The kicker is the outcome for the next quarter: revenue of about $80m, a 33.6 per cent fall, in a booming market. There's likely to be a loss, possibly a substantial one, rather than a profit next quarter. Back in the second fiscal 2012 quarter revenue was $84m and Fusion-io made a $5.7m loss.

With more employees now, the loss next quarter could be between $10m and $15m, according to the company's chief financial officer Dennis Wolf. What's going on?

Fusion-io revenues to Q3 fy2013: up, up and oops, off a cliff

Fusion-io revenues and net income to Q2 fiscal 2013 with dismal third quarter outlook added

To reassure us that the long-term picture is good, Fusion-io said it expects full fiscal 2013 year revenues to be between $420m and $440m; they were $359.3m in fiscal 2012. The implication is that the fourth quarter will see a substantial revenue jump back up to somewhere between $101m and $121m.

The problem is that Fusion-io's sales are highly susceptible to order rates from its top customers, namely Facebook and Apple. Wolf referred to this, initially saying how great they were as long-term customers: "Our two largest customers have purchased nearly half a billion from Fusion-io since 2010, representing robust adoption of our technology. There is a lot of potential with these key customers, and the change in our guidance reflects a two-quarter shift in the timing of their bulk purchases."

He added that the flash chip biz has $365m in "cash and equivalents". Investors took heart and the stock initially rose 3.3 per cent overnight to $20.09 a piece - then fell by as much as 24 per cent in extended trading.

The earnings call - a transcription is available from Seeking Alpha - revealed more information as financial analysts quizzed bosses on this forecast growth reversal. Specifically, the callers were concerned that just two customers can cause a 33 per cent quarterly revenue drop by altering their buying patterns.

Co-founder, president and CEO David Flynn talked of "broadening the base of the core business", and said: "We had 10 customers place orders in excess of $1m, including a large Chinese gaming and social networking company, a rapidly growing cloud-based company, and two of the US’s largest telcos.
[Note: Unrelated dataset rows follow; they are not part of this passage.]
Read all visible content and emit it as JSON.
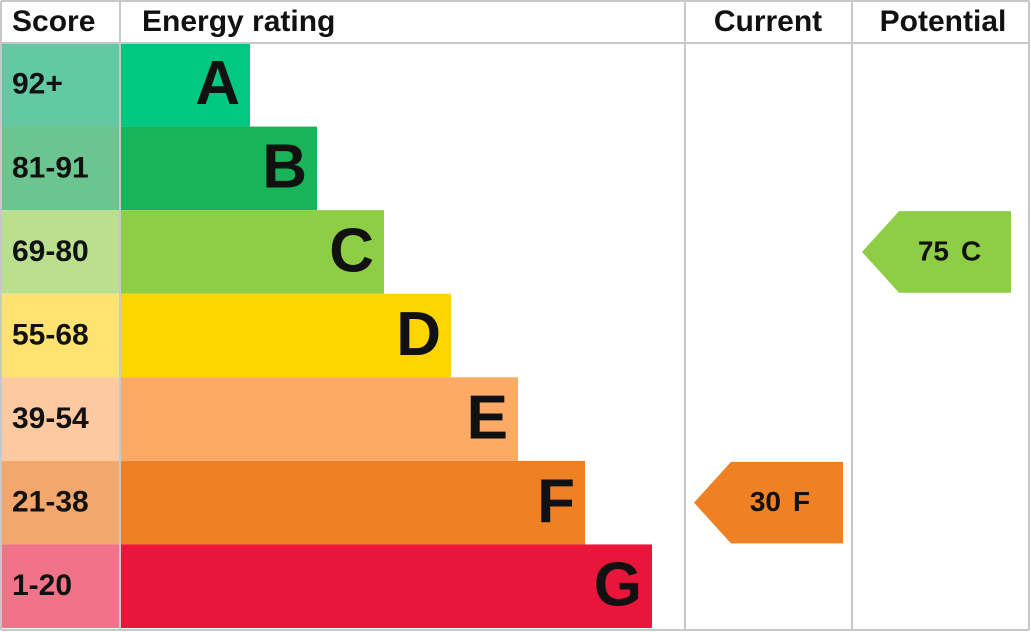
{
  "header": {
    "score": "Score",
    "rating": "Energy rating",
    "current": "Current",
    "potential": "Potential"
  },
  "bands": [
    {
      "score": "92+",
      "letter": "A",
      "color": "#00c781",
      "score_color": "#63c9a4"
    },
    {
      "score": "81-91",
      "letter": "B",
      "color": "#19b459",
      "score_color": "#6cc58f"
    },
    {
      "score": "69-80",
      "letter": "C",
      "color": "#8dce46",
      "score_color": "#b9df8f"
    },
    {
      "score": "55-68",
      "letter": "D",
      "color": "#ffd500",
      "score_color": "#ffe270"
    },
    {
      "score": "39-54",
      "letter": "E",
      "color": "#fcaa65",
      "score_color": "#fdc9a1"
    },
    {
      "score": "21-38",
      "letter": "F",
      "color": "#ef8023",
      "score_color": "#f4a76d"
    },
    {
      "score": "1-20",
      "letter": "G",
      "color": "#e9153b",
      "score_color": "#f07389"
    }
  ],
  "current": {
    "value": 30,
    "letter": "F"
  },
  "potential": {
    "value": 75,
    "letter": "C"
  }
}
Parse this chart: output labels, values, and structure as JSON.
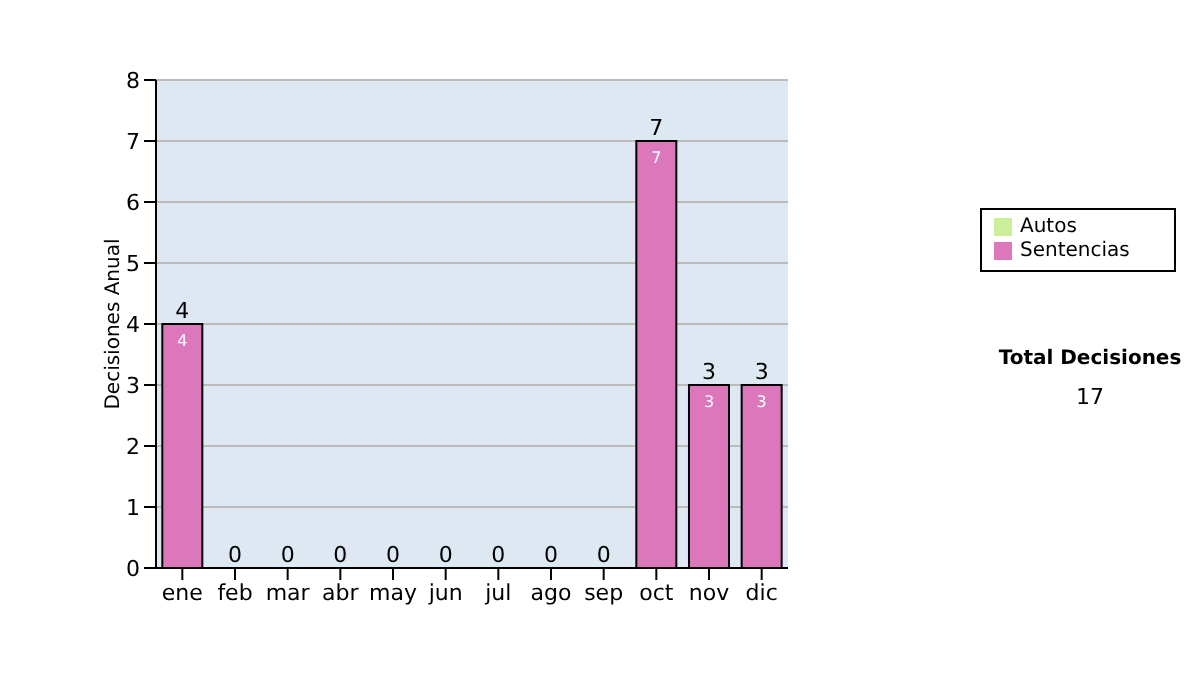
{
  "chart_data": {
    "type": "bar",
    "stacked": true,
    "ylabel": "Decisiones Anual",
    "categories": [
      "ene",
      "feb",
      "mar",
      "abr",
      "may",
      "jun",
      "jul",
      "ago",
      "sep",
      "oct",
      "nov",
      "dic"
    ],
    "series": [
      {
        "name": "Sentencias",
        "color": "#dd77bb",
        "values": [
          4,
          0,
          0,
          0,
          0,
          0,
          0,
          0,
          0,
          7,
          3,
          3
        ],
        "value_labels": [
          "4",
          null,
          null,
          null,
          null,
          null,
          null,
          null,
          null,
          "7",
          "3",
          "3"
        ]
      },
      {
        "name": "Autos",
        "color": "#ccee99",
        "values": [
          0,
          0,
          0,
          0,
          0,
          0,
          0,
          0,
          0,
          0,
          0,
          0
        ]
      }
    ],
    "totals": [
      "4",
      "0",
      "0",
      "0",
      "0",
      "0",
      "0",
      "0",
      "0",
      "7",
      "3",
      "3"
    ],
    "ylim": [
      0,
      8
    ],
    "yticks": [
      0,
      1,
      2,
      3,
      4,
      5,
      6,
      7,
      8
    ],
    "grid": "y",
    "legend": "right",
    "annotations": [
      "Total Decisiones",
      "17"
    ]
  }
}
EMEA orders nearly doubled year over year and Asia-Pac orders grew more than 130 per cent year over year."

But Fusion-io is still confident that Facebook and Apple will order lots more Flash NAND gear to keep applications' hot data in faster-than-disk memory and thus earn a performance increase. Flynn said other web companies were facing the same "hyperscale" computing problems and "five of the 10 orders over a million dollars this past quarter were for ioScale," Fusion-io's superdense flash card for dealing with this.

Wolf added that "Facebook, Apple, and HP combined represented 69 per cent of total revenue, and 34 per cent, 16 per cent, and 19 per cent respectively".

Analyst Katy Huby of Morgan Stanley asked a key question: "Is there any risk that those customers are taking a step back and rethinking their architecture and maybe considering or inviting new competitors in to bid for their next round of business?"

Flynn replied: "We don’t see a risk from the competition from that point of view. We see the point where the elasticity tips to where, even for sheer capacity, performance aside, that Flash will ultimately displace disks. And we expect to be at the forefront of that in how we structure our product offerings for this market."